The Virginia Index of Consumer Sentiment increased for the second consecutive quarter by almost two points, coming in at 98.7, more than seven points above the 5-year average. The increase is largely due to gains in consumer expectations for the coming year although there is growth in support for current conditions as well. The party gap grew in the reading for 2019 after reaching the highest value since the 2016 presidential election in August 2018.
Figure 1. Virginia Consumer Sentiment, past two years (black=VAICS, blue=5-year historical VAICS average)
Consumer sentiment continues rise into 2019
The Virginia Index of Consumer Sentiment (VAICS) continues its end-of-year jump in 2018, rising 2.1 points in the first quarter of the new year. The national value is 93.8, which increased since January, its worst reading since November 2016. The January slump was attributed to the government shutdown, and the February rebound partially attributed to the reopening of the Federal Government. Figure 2 shows the current index values for Virginia and the U.S.: current, expectations, and overall sentiment, respectively (left to right). Both remain near post-recession highs, in keeping with the positive economic and labor market news, and despite stock market and political volatility, and uncertainty about international policy.
Figure 2. February 2019 Virginia and U.S. Indexes of Current Conditions, Consumer Expectations, and Consumer Sentiment (left to right)
Figure 3 shows the five-year historical values for the VAICS and its two sub-indexes, the Index of Current Conditions (VAICC) and the Index of Consumer Expectations (VAICE). All values increased from last quarter, the VAICE particularly so. The increase stems primarily from optimism about the overall economy and increased incomes compared to a year ago. Over 43% anticipate the next five years to be a period of strong economic growth and prosperity and 42% believe their household finances will improve over the next year. Over 64% believe that now is a good time to buy large durable items due to both rising income and strong deals found in stores or online, continuing the holiday sentiment at the end of 2018.
Figure 3. Five-year historical values for three Virginia indexes
The Roanoke College Poll is funded by Roanoke College as a public service.
Party divide grows amid political unrest in Virginia
Figure 4 shows the Virginia Index of Consumer Sentiment by party affiliation. Prior to the 2016 presidential election, Democrats were considerably more optimistic about the economy than their right-leaning peers. The party gap closed heading into the election, and flipped afterward, hitting a high in the third quarter of 2018 of almost 49 points. After the November 2018 election, Democrat sentiment jumped eight points while Republican’s fell by five points, closing the gap significantly.
February was a tumultuous month for Virginia politics, reflected in the sentiment slide for the two major party affiliations: Democrat and Republican. Those who affiliate with the Democratic Party reduced their sentiment by over four points, while Republicans also showed dissatisfaction with a drop in reported sentiment of more than two points. The overall gains in Commonwealth sentiment are from those who affiliate as Independents or some other party.
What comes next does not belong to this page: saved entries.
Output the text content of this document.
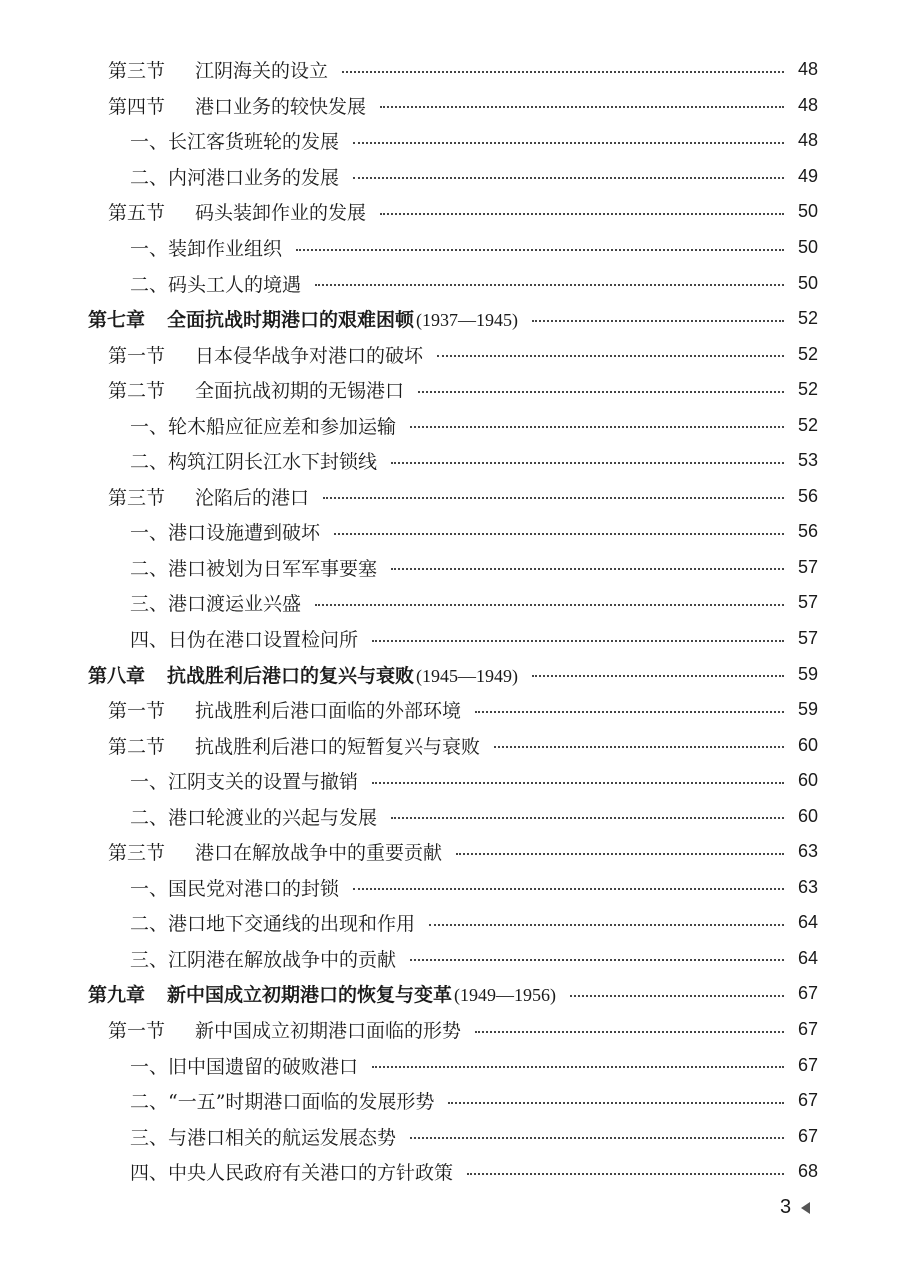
第三节 江阴海关的设立	48
第四节 港口业务的较快发展	48
一、长江客货班轮的发展	48
二、内河港口业务的发展	49
第五节 码头装卸作业的发展	50
一、装卸作业组织	50
二、码头工人的境遇	50
第七章 全面抗战时期港口的艰难困顿 (1937—1945)	52
第一节 日本侵华战争对港口的破坏	52
第二节 全面抗战初期的无锡港口	52
一、轮木船应征应差和参加运输	52
二、构筑江阴长江水下封锁线	53
第三节 沦陷后的港口	56
一、港口设施遭到破坏	56
二、港口被划为日军军事要塞	57
三、港口渡运业兴盛	57
四、日伪在港口设置检问所	57
第八章 抗战胜利后港口的复兴与衰败 (1945—1949)	59
第一节 抗战胜利后港口面临的外部环境	59
第二节 抗战胜利后港口的短暂复兴与衰败	60
一、江阴支关的设置与撤销	60
二、港口轮渡业的兴起与发展	60
第三节 港口在解放战争中的重要贡献	63
一、国民党对港口的封锁	63
二、港口地下交通线的出现和作用	64
三、江阴港在解放战争中的贡献	64
第九章 新中国成立初期港口的恢复与变革 (1949—1956)	67
第一节 新中国成立初期港口面临的形势	67
一、旧中国遗留的破败港口	67
二、“一五”时期港口面临的发展形势	67
三、与港口相关的航运发展态势	67
四、中央人民政府有关港口的方针政策	68
3
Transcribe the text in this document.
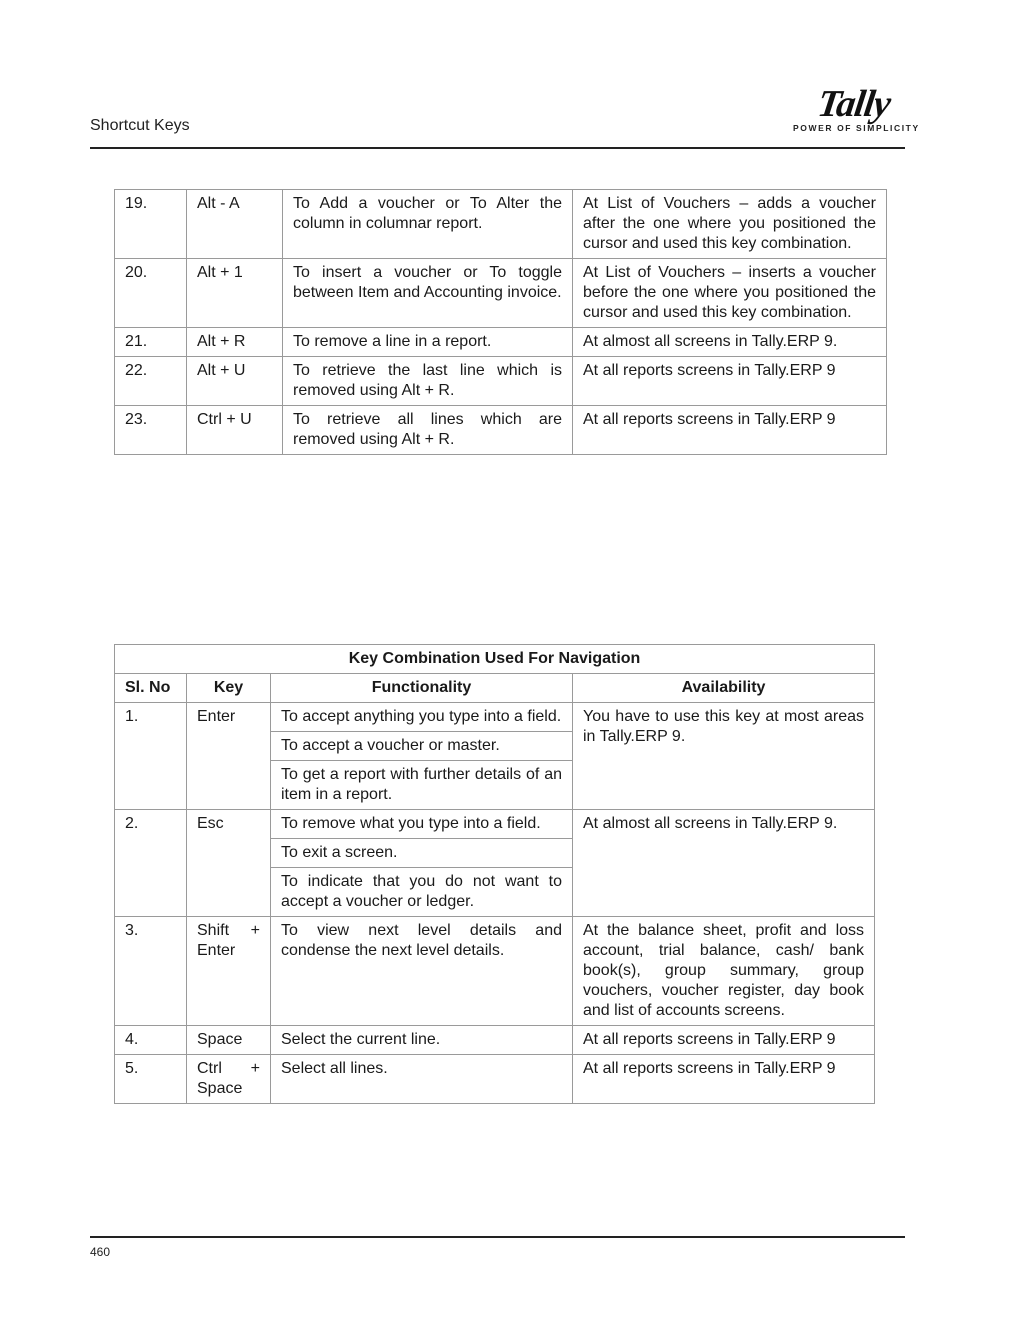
Shortcut Keys
Tally
POWER OF SIMPLICITY
19.	Alt - A	To Add a voucher or To Alter the column in columnar report.	At List of Vouchers – adds a voucher after the one where you positioned the cursor and used this key combination.
20.	Alt + 1	To insert a voucher or To toggle between Item and Accounting invoice.	At List of Vouchers – inserts a voucher before the one where you positioned the cursor and used this key combination.
21.	Alt + R	To remove a line in a report.	At almost all screens in Tally.ERP 9.
22.	Alt + U	To retrieve the last line which is removed using Alt + R.	At all reports screens in Tally.ERP 9
23.	Ctrl + U	To retrieve all lines which are removed using Alt + R.	At all reports screens in Tally.ERP 9
Key Combination Used For Navigation			
Sl. No	Key	Functionality	Availability
1.	Enter	To accept anything you type into a field.	You have to use this key at most areas in Tally.ERP 9.
		To accept a voucher or master.	
		To get a report with further details of an item in a report.	
2.	Esc	To remove what you type into a field.	At almost all screens in Tally.ERP 9.
		To exit a screen.	
		To indicate that you do not want to accept a voucher or ledger.	
3.	Shift + Enter	To view next level details and condense the next level details.	At the balance sheet, profit and loss account, trial balance, cash/ bank book(s), group summary, group vouchers, voucher register, day book and list of accounts screens.
4.	Space	Select the current line.	At all reports screens in Tally.ERP 9
5.	Ctrl + Space	Select all lines.	At all reports screens in Tally.ERP 9
460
Figure 4. Virginia Index of Consumer Sentiment, Democrat and Republican
Note: Lines = Virginia Index of Consumer Sentiment (blue=D, red=R), Dashed Lines = VAICS Historical Average
Inflation expectations fall significantly
Short-term inflation expectations fell from last quarter, coming in at 2.3 percent, close to the lowest level since 2012. Long-term expectations dipped to a historic low of 3.2% as shown in Figure 5. Suggestions of abbreviated rate increases by the Federal Reserve Bank, discussed frequently in the press, are likely driving the expectations. The measures indicate direction of overall price growth anticipated by Virginians over the next year and next 5-10 years, respectively. These expectations are close to their historical averages, suggesting respondents are not concerned with abnormal price growth. Price stability is important for investment and retirement planning.
Figure 5. Short and long-term inflation expectations
Interviewing for The Roanoke College Poll was conducted by The Institute for Policy and Opinion Research at Roanoke College in Salem, Va. between February 10 and February 20, 2019. A total of 594 Virginia residents 18 or older were interviewed. Telephone interviews were conducted in English. The random digit dial sample was obtained from Marketing Systems Group and included both Virginia landline and cell phone exchanges so that all cell phone and residential landline telephone numbers, including unlisted numbers from Virginia exchanges, had a known chance of inclusion. Cell phones constituted close to 30 percent of the completed interviews.
Questions answered by the entire sample of 594 consumers are subject to a sampling error of plus or minus approximately 4 points at the 95 percent level of confidence. This means that in 95 out of 100 samples, like the one used here, the results obtained should be no more than 4 points above or below the figure that would be obtained by interviewing all consumers who have a telephone. Where the results of subgroups are reported, the sampling error is higher. Sampling weights were constructed using Virginia Census 2010 data by age, race and gender groups. Quotas were used to ensure that different regions of the Commonwealth were proportionately represented. The margin of error was not adjusted for design effects due to weighting.